Software Development

Sonar new SAST tool includes support for thousands of open-source libraries


The developer security company Sonar has announced an update to its platform, which will make it even easier for developers to write what Sonar calls “Clean Code,” or code that is “easy to read, maintain, understand and change through structure and consistency yet remains robust and secure to withstand performance demands.”

The company has added deeper static application security testing (SAST) that makes it possible for developers to automatically discover and fix security vulnerabilities. 

According to Sonar, traditional SAST tools analyze application code, but don’t check code in libraries, which means that any features coming from a library is a black box in terms of vulnerabilities. These tools also usually only support a few third-party frameworks and require up-front configurations. 
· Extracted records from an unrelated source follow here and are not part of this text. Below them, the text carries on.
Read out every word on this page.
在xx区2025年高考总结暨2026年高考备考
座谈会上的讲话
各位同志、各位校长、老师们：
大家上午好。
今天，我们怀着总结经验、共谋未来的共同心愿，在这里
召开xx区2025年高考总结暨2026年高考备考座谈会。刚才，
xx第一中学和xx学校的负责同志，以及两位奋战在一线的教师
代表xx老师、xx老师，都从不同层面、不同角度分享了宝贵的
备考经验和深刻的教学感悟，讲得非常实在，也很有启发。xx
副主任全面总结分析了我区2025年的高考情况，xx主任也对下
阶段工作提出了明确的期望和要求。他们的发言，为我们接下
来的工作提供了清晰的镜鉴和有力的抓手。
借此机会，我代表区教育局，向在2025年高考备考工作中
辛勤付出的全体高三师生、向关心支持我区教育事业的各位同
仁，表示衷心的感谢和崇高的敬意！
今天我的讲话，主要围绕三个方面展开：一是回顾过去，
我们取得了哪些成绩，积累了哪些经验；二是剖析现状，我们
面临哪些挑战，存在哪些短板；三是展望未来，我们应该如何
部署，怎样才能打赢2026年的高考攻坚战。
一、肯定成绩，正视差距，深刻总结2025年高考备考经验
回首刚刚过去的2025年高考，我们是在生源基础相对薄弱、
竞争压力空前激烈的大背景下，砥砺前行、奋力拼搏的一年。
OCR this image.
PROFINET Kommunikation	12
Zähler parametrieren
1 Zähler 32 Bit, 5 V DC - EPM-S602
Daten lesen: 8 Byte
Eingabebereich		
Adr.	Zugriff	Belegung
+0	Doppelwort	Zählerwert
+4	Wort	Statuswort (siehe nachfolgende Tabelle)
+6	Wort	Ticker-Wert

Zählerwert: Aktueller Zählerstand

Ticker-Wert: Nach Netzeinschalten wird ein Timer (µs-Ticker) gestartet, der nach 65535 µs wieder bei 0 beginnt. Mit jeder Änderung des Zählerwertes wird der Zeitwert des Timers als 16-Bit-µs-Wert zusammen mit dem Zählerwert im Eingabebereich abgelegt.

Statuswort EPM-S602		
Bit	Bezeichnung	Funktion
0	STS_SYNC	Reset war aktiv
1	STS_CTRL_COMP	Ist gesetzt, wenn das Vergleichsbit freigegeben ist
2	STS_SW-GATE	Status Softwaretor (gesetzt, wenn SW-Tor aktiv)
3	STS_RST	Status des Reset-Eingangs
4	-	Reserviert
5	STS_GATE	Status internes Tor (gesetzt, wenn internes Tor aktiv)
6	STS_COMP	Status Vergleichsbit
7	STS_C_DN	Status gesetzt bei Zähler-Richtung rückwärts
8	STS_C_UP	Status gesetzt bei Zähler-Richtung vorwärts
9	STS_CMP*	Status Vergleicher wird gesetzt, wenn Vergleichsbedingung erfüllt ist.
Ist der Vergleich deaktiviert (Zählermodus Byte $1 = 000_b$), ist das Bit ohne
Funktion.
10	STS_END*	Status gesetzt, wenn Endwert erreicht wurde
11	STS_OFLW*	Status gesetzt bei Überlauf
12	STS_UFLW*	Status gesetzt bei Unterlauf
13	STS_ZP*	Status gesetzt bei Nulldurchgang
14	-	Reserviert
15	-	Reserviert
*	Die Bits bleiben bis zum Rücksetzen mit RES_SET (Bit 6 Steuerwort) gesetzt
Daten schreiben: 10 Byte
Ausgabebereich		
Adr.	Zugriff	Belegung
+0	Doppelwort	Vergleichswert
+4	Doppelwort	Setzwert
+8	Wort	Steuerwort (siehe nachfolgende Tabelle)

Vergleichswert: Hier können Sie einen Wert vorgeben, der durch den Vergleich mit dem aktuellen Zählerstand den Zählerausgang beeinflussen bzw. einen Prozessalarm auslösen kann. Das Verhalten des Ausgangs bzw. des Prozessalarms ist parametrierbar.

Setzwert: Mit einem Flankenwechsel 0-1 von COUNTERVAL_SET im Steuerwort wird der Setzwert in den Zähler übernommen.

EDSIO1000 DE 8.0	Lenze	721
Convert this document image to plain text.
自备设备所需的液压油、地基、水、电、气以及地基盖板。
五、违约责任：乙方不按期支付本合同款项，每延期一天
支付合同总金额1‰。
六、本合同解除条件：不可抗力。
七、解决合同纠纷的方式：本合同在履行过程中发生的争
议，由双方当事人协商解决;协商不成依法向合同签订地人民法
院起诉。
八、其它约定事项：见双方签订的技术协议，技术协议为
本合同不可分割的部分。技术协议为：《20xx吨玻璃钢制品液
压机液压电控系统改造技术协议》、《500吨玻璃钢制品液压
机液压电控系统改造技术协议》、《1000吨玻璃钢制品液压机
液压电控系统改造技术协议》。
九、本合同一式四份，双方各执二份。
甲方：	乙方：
Deeper SAST offers support for Java, C#, and TypeScript, along with thousands of popular open-source libraries and their dependencies.

“Code is code, whether it is written by a developer in your team or whether it comes as part of a library that is solving a specific problem. The two different approaches always bothered me, and I am thrilled that we are now able to analyze all codes the same way at once, solving what was considered an impossible problem,” said Olivier Gaudin, CEO and co-founder of Sonar. “With the deeper SAST advancements made to our Clean Code solution, organizations can discover these vulnerabilities and resolve them quickly as code is developed.” 

The new deeper SAST capabilities are now available in SonarQube and SonarCloud at no additional charge.